Tekrardan kıza döndü.

"Ne tarz erkeklere yükselirsin bebiş?"

"Zengin erkeklere."

Herkes tekrardan bağırdığında arkadan farklı bir ses yükseldi.

"Demir Aren burada dişine göre birini buldun!"

Cinlerim: E biz tepeye çıkalım artık.

Aniden arkama döndüğümde ayaklanarak bağıran kişi yerine oturdu.

"Demir sahipli, o kız başka birini bulsun!"

Demir gülerek elimi tuttuğunda Hasan Can yanımıza geldi.

"Bebiş Demir senin köpeği herhalde. Ne zaman sahiplendin?"

Konuşacağım sırada Demir gülerek kaşlarını kaldırdı.

"Aman Hasan Can aman. Ben böyle çok iyiyim."

Hasan Can cebinden tebeşiri çıkarıp bana döndü.

"Adın ne hayatım?"

"Deva."

Hızlı adımlarla sahneye çıktığında tam tahmin ettiğim gibi adımı tahtaya yazdı.

Cafer bez getir kardeşim.

"Evet gel gelelim sana."

Arkalara doğru gittiğinde kollarını birbirine bağlayıp konuştu.

"Adın ne ?"

"Berk."

"Bir sıçış hikayen var mı Berk?"

Etrafı bakışlarıyla tarayınca yanımda duran Aslı'da donup kalmış, Hasan Can mikrofona doğru boğazını temizleyince kendine gelmişti.

"Abi valla sıçış mı şans mı bilmem ama bir bok yiyip de ayrıldığım sevgilim şu an burada."

Aslı anında önüne döndüğünde korkuyla gözlerimi kapattım.

Derman'a cinnet geliyoring.

Herkes bir anda ooo diye bağırınca Hasan Can kahkaha attı.

"Kim o?"

"Adını tahtaya yazdığının kadının solundaki."

Derman aniden arkasına döndüğünde Aslı hızla kolunu tuttu.

"Derman, aşkım, hayatım, her şeyim. Kurban olayım sakin ol. O geçmişte kaldı. Şimdi ve sonsuza kadar sen olacaksın ama lütfen sakin ol."

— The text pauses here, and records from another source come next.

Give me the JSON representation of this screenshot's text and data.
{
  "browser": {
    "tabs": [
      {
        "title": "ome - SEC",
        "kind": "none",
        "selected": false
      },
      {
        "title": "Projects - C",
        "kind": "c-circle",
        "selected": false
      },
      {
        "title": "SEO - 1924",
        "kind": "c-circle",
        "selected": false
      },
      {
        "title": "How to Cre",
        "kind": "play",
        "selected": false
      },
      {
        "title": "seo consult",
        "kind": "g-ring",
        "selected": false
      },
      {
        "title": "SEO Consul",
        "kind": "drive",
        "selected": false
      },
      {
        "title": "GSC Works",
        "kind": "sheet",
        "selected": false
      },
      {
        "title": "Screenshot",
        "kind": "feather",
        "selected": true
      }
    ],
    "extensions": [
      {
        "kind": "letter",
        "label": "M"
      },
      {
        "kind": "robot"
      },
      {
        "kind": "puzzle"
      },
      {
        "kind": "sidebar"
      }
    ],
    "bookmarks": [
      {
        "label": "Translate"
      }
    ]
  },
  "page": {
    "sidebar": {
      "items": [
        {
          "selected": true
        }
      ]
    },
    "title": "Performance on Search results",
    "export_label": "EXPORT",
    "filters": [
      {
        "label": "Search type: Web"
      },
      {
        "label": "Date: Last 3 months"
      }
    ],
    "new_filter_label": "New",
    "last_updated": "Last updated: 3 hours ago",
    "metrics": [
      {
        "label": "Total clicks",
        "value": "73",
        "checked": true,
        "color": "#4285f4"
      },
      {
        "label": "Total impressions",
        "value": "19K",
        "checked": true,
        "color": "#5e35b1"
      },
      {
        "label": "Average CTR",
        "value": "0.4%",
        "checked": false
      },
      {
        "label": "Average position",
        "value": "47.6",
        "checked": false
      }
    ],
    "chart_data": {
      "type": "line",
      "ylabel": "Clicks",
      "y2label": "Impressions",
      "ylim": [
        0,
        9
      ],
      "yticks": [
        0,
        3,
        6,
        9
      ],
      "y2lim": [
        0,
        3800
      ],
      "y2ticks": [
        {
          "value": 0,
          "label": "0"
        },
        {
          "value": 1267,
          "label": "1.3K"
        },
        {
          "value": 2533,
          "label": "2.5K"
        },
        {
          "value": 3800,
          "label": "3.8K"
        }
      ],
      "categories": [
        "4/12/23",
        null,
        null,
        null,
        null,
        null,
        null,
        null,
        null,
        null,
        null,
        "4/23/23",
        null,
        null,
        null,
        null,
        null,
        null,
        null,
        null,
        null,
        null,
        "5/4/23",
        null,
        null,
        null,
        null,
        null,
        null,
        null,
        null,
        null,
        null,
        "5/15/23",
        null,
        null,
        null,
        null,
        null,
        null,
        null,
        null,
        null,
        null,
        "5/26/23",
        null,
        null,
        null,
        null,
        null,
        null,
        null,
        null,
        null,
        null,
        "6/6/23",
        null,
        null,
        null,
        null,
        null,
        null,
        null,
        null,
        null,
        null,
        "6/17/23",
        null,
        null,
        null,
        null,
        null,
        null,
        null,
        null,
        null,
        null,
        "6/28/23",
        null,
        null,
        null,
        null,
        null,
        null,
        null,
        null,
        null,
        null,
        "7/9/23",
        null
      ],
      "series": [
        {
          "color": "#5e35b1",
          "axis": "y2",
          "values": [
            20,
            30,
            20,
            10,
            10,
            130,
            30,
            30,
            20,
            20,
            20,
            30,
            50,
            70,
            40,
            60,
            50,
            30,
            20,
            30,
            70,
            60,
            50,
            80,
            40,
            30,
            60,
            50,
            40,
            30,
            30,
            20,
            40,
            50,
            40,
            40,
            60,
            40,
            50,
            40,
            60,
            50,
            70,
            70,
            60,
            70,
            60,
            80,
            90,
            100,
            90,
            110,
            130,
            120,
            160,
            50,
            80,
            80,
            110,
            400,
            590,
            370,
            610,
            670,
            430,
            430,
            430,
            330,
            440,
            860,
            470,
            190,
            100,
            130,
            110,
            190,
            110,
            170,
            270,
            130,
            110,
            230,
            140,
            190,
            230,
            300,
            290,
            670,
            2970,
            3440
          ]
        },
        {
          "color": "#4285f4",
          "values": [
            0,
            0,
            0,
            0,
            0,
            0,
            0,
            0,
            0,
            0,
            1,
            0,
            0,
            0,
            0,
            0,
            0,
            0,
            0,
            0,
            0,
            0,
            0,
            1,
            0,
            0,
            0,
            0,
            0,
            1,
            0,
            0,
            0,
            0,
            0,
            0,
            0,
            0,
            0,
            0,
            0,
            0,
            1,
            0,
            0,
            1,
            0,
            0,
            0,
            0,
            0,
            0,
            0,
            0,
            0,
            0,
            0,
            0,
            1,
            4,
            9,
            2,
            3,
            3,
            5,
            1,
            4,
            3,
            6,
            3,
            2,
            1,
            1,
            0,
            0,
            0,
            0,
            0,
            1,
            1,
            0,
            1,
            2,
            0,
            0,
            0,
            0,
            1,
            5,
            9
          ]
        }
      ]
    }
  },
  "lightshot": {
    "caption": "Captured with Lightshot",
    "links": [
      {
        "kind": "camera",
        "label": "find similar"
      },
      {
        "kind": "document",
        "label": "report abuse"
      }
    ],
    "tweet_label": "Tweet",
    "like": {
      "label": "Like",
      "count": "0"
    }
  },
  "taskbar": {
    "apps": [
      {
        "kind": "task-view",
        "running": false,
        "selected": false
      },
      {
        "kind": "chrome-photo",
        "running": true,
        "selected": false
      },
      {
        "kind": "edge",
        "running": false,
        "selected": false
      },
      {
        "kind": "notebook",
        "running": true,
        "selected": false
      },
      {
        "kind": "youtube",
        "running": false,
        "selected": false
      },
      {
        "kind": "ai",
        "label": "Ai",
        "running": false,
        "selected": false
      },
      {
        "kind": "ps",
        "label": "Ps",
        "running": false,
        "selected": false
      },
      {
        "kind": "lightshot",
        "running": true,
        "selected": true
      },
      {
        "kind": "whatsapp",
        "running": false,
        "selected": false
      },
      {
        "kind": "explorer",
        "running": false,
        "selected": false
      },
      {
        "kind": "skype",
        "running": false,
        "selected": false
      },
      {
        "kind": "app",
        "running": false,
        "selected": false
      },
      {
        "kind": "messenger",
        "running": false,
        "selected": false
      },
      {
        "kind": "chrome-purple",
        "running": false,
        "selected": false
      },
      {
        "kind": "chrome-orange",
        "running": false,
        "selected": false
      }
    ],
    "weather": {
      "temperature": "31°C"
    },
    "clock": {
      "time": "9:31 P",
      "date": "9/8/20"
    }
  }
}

Derman kitlenmiş gibi çocuğa bakarken Hasan Can konuştu.

"E siz barışacaksınız o zaman?"

"Hayır."

Aslı konuştuğunda Derman'ın bakışları ona dönmüştü.

"Aslı yalvarırım affet beni. Bir halt yedim köpek gibi pişmanım."

"Cümlende doğru olan tek şey köpek olman ki sana köpek demek emin ol köpeklere en büyük hakarettir. Ben sensiz hayatımda çok mutluyum."

"Bu ikiliyi de sahneye alıyoruz!"

Hasan Can yaptığı şeyin farkında olmadan hem Aslı'yı hemde Berk'i tahtaya yazarken Derman'ın gözü seğirmeye başlamıştı.

Daha sonra korsan taksi yapan bir adamı, gemi kaptanı olan adamı ve oyuncak bebeğe benzeyen haliyle cinayet araştıran genç bir kızı sahneye aldı.

Aslı ve ben öne diğer dörtlü arkaya oturunca Hasan Can tekrardan sahneye çıktı.

"Hazırsanız sürpriz konuğu çağırıyorum. Ayaklı libido, kas yığını, süper karizmatik Emir Özyıldız geliyooor."

Yüksek alkışlar eşliğinde Emir Özyıldız içeri girerken bazı seyirciler ayağa kalkmıştı. Tamam adam yakışıklıydı da onun için ayağa da kalkılmazdı yani.

"Hoş geldin."

Hasan Can ile selamlaştıktan sonra benim solumda kalan koltuğa oturup hepimize başıyla selam verdi.

Bir kaç küçük sohbetten sonra Hasan Can yanındaki fanustan sorular seçmeye başladı. İlk kağıdı açıp bize döndü.

"Hayatında rezil olduğun ve unutmak istediğin bir an."

Oyuncak bebeğe benzeyen kız mikrofonu aldığında gülerek cevap verdi.

"Gittiğim bir barda erkekler ve kadınlar tuvaleti karşılıklı ve kapıları açık vaziyetteydi. Gece yarısı gibi sarhoş olmaya başlamıştım. Elimi yüzümü yıkamak için lavaboya girdim. Lavabonun önünde ayna vardı başımı kaldırdığım zaman pisuvarda işini halleden bir amca beni görüp tövbe çekerek önüne dönmüştü. Oradan nasıl kaçtığımı hatırlamıyorum bile."

Herkes katıla katıla gülerken Aslı'ya döndüm. O da benim gibi 'bunda gülünecek ne var be' der gibi bakınıyordu.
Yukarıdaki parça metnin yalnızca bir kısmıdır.